Le PDG de Microsoft met en garde contre les risques liés à la dépendance aux modèles d'IA
Satya Nadella, PDG de Microsoft, avertit les entreprises qu'externaliser entièrement leurs capacités en IA pourrait nuire à leur compétitivité et même menacer leur survie à long terme.

Satya Nadella, le PDG de Microsoft, a réitéré ses mises en garde aux entreprises concernant leur gestion de l'intelligence artificielle (IA). Il a souligné que les sociétés qui confient la totalité de leurs capacités d'IA à des développeurs externes risquent de perdre leur compétitivité, voire leur capacité à survivre à long terme.
Lors d'une récente interview, Nadella a insisté sur la nécessité pour les entreprises d'être prudentes non seulement dans le partage de leurs données, mais aussi dans la communication de leurs requêtes (prompts) aux fournisseurs de modèles d'IA. Il a indiqué que chaque information transmise à un modèle d'IA peut représenter un risque futur.
Nadella a proposé que les entreprises développent des mécanismes pour conserver le contrôle des métadonnées générées lors des interactions avec les modèles d'IA. Ce contrôle est essentiel pour pouvoir utiliser ces données afin d'entraîner leurs propres modèles ou des alternatives open source à l'avenir. Les poids des modèles, qui déterminent les capacités d'une IA après entraînement, sont fondamentaux dans ce processus.

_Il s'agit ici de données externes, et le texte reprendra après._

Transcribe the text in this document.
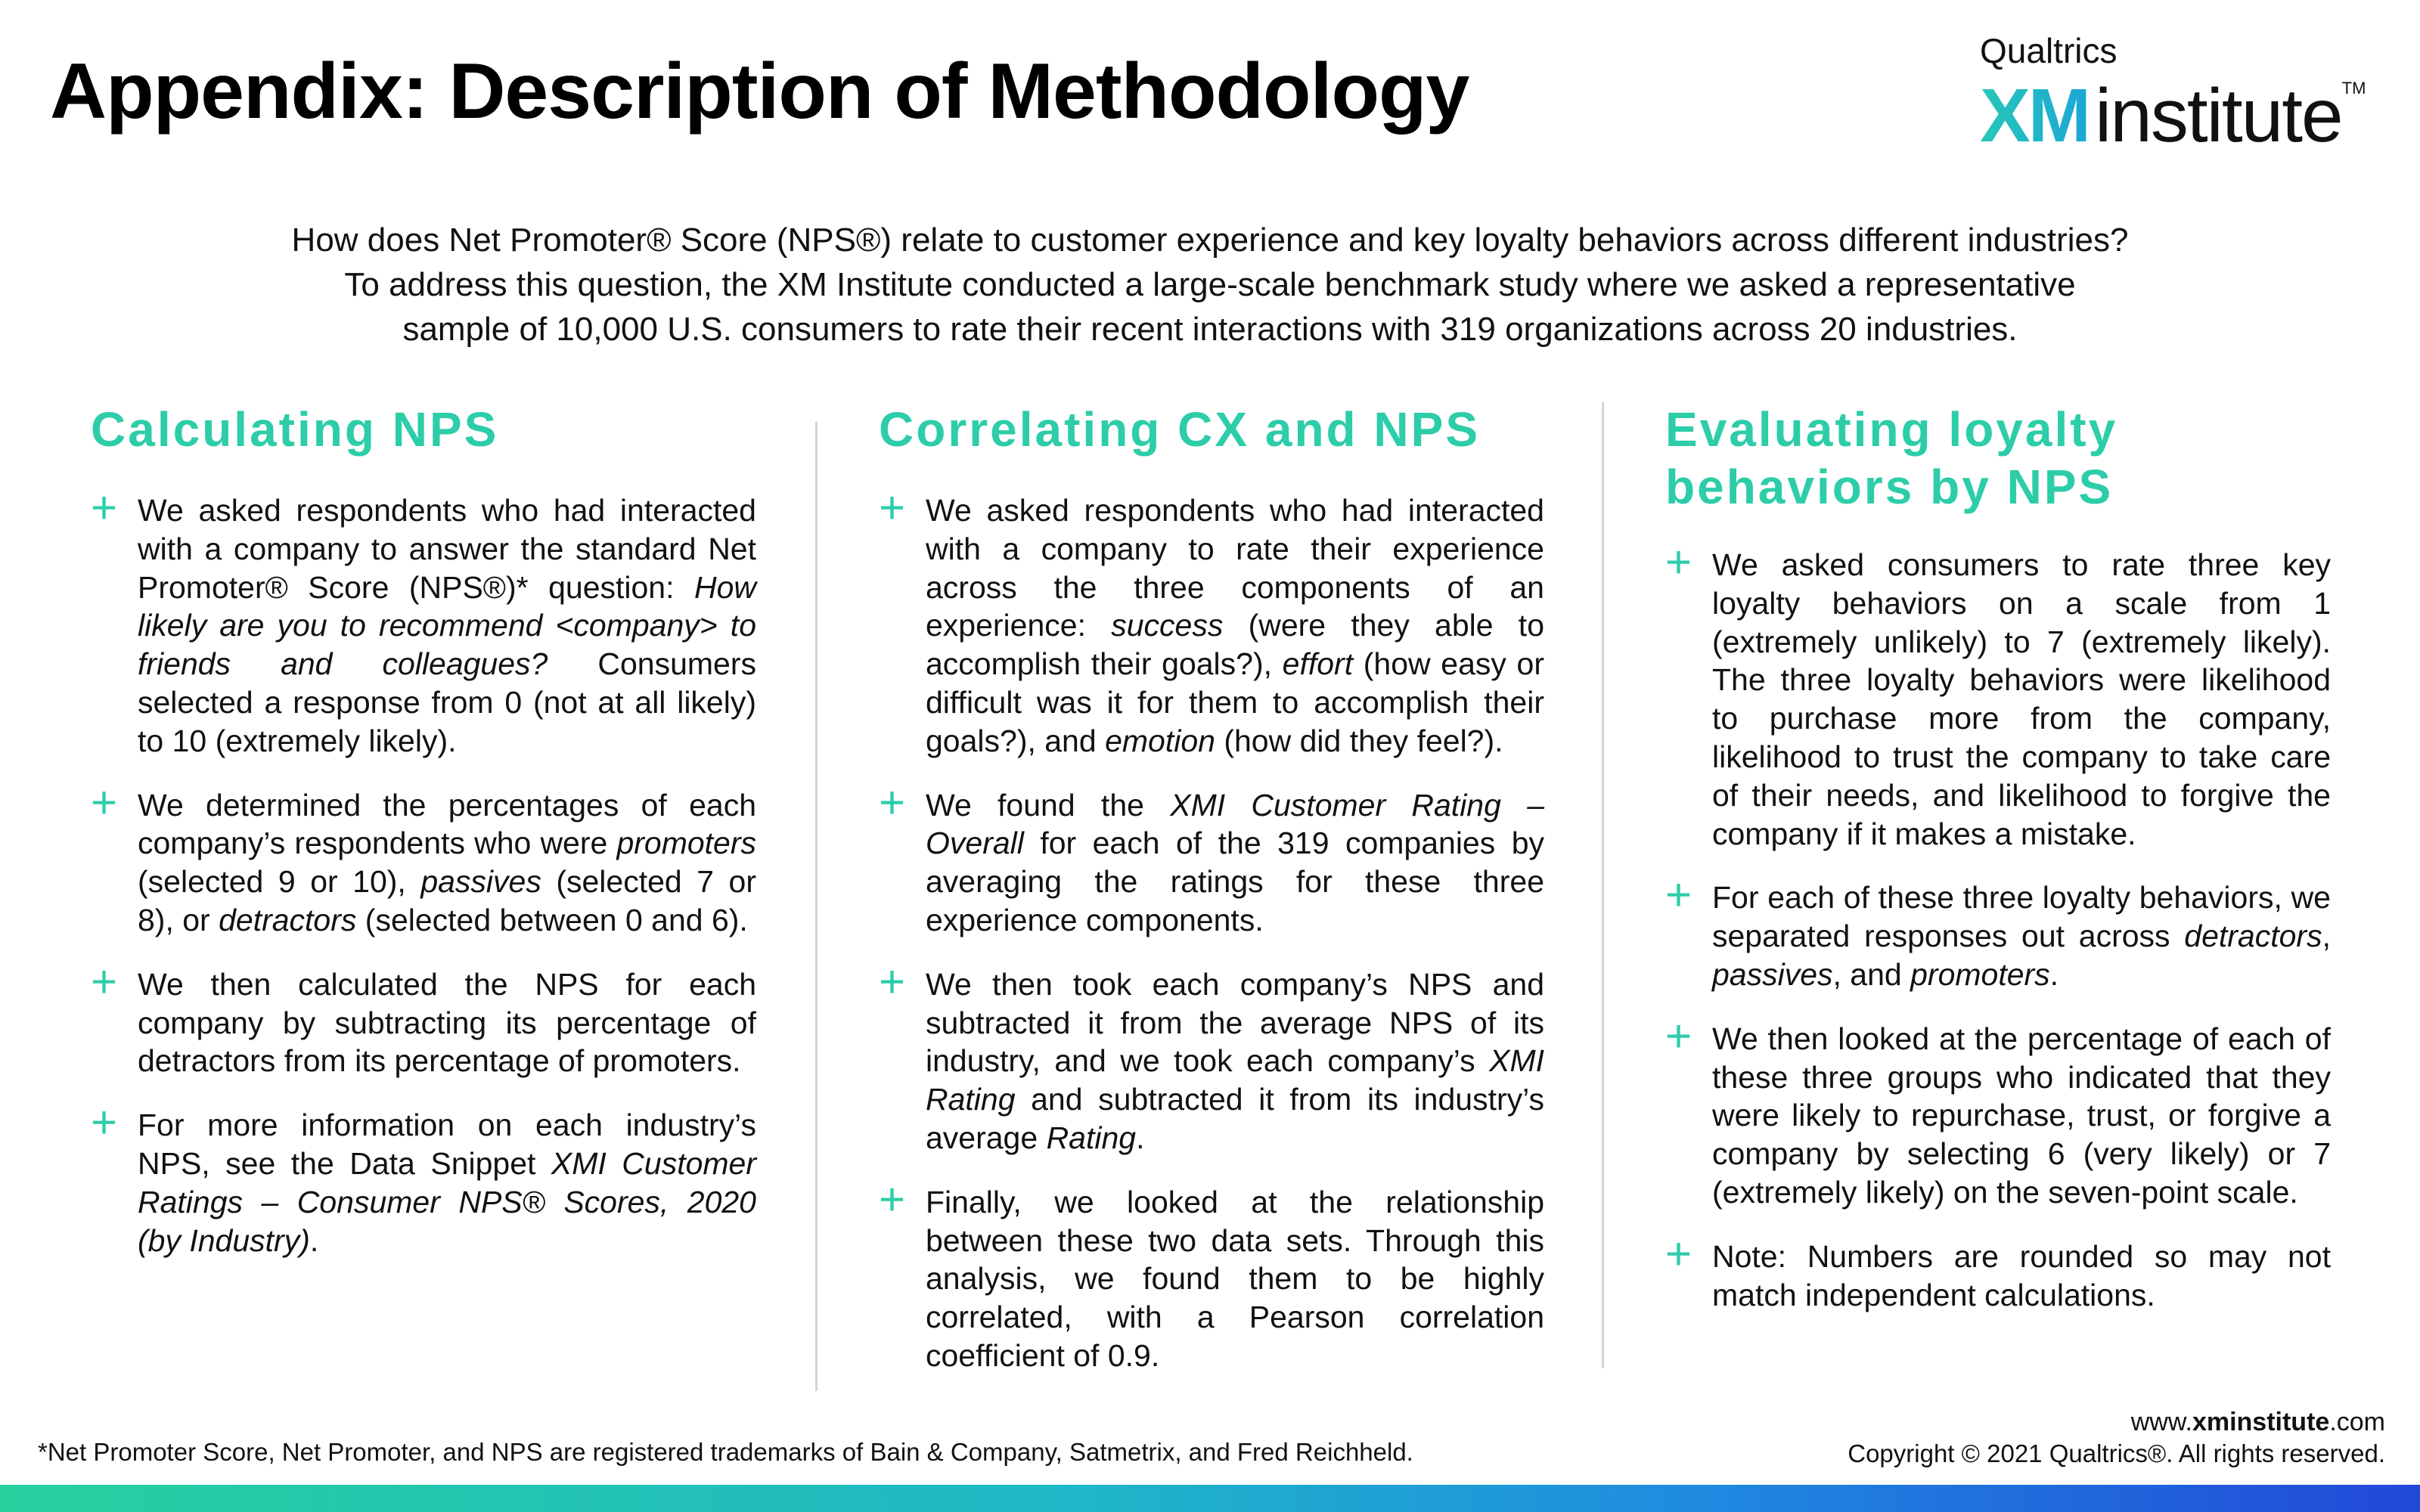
Appendix: Description of Methodology	Qualtrics
XMinstituteTM
How does Net Promoter® Score (NPS®) relate to customer experience and key loyalty behaviors across different industries?
To address this question, the XM Institute conducted a large-scale benchmark study where we asked a representative
sample of 10,000 U.S. consumers to rate their recent interactions with 319 organizations across 20 industries.
Calculating NPS
+ We asked respondents who had interacted with a company to answer the standard Net Promoter® Score (NPS®)* question: How likely are you to recommend <company> to friends and colleagues? Consumers selected a response from 0 (not at all likely) to 10 (extremely likely).
+ We determined the percentages of each company’s respondents who were promoters (selected 9 or 10), passives (selected 7 or 8), or detractors (selected between 0 and 6).
+ We then calculated the NPS for each company by subtracting its percentage of detractors from its percentage of promoters.
+ For more information on each industry’s NPS, see the Data Snippet XMI Customer Ratings – Consumer NPS® Scores, 2020 (by Industry).
Correlating CX and NPS
+ We asked respondents who had interacted with a company to rate their experience across the three components of an experience: success (were they able to accomplish their goals?), effort (how easy or difficult was it for them to accomplish their goals?), and emotion (how did they feel?).
+ We found the XMI Customer Rating – Overall for each of the 319 companies by averaging the ratings for these three experience components.
+ We then took each company’s NPS and subtracted it from the average NPS of its industry, and we took each company’s XMI Rating and subtracted it from its industry’s average Rating.
+ Finally, we looked at the relationship between these two data sets. Through this analysis, we found them to be highly correlated, with a Pearson correlation coefficient of 0.9.
Evaluating loyalty
behaviors by NPS
+ We asked consumers to rate three key loyalty behaviors on a scale from 1 (extremely unlikely) to 7 (extremely likely). The three loyalty behaviors were likelihood to purchase more from the company, likelihood to trust the company to take care of their needs, and likelihood to forgive the company if it makes a mistake.
+ For each of these three loyalty behaviors, we separated responses out across detractors, passives, and promoters.
+ We then looked at the percentage of each of these three groups who indicated that they were likely to repurchase, trust, or forgive a company by selecting 6 (very likely) or 7 (extremely likely) on the seven-point scale.
+ Note: Numbers are rounded so may not match independent calculations.
*Net Promoter Score, Net Promoter, and NPS are registered trademarks of Bain & Company, Satmetrix, and Fred Reichheld.
www.xminstitute.com
Copyright © 2021 Qualtrics®. All rights reserved.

« Toute entreprise qui perd ce contrôle, je pense, ne pourra finalement pas survivre, car elle a essentiellement externalisé sa capacité de réflexion », a déclaré Nadella. Il a recommandé aux entreprises de disposer au minimum de leurs propres modèles d'IA ou d'une infrastructure, telle qu'une passerelle IA (AI Gateway), pour isoler les prompts et les modèles, plutôt que de soumettre directement tout le contenu aux développeurs de modèles d'IA.
Il a également conseillé d'éviter de dépendre des outils de programmation intégrés proposés par les développeurs de modèles d'IA. En séparant ces outils des modèles fondamentaux et en isolant le contexte et la mémoire, les entreprises peuvent « choisir librement le modèle le plus adapté à différentes tâches », même si un modèle spécifique cessait de fonctionner.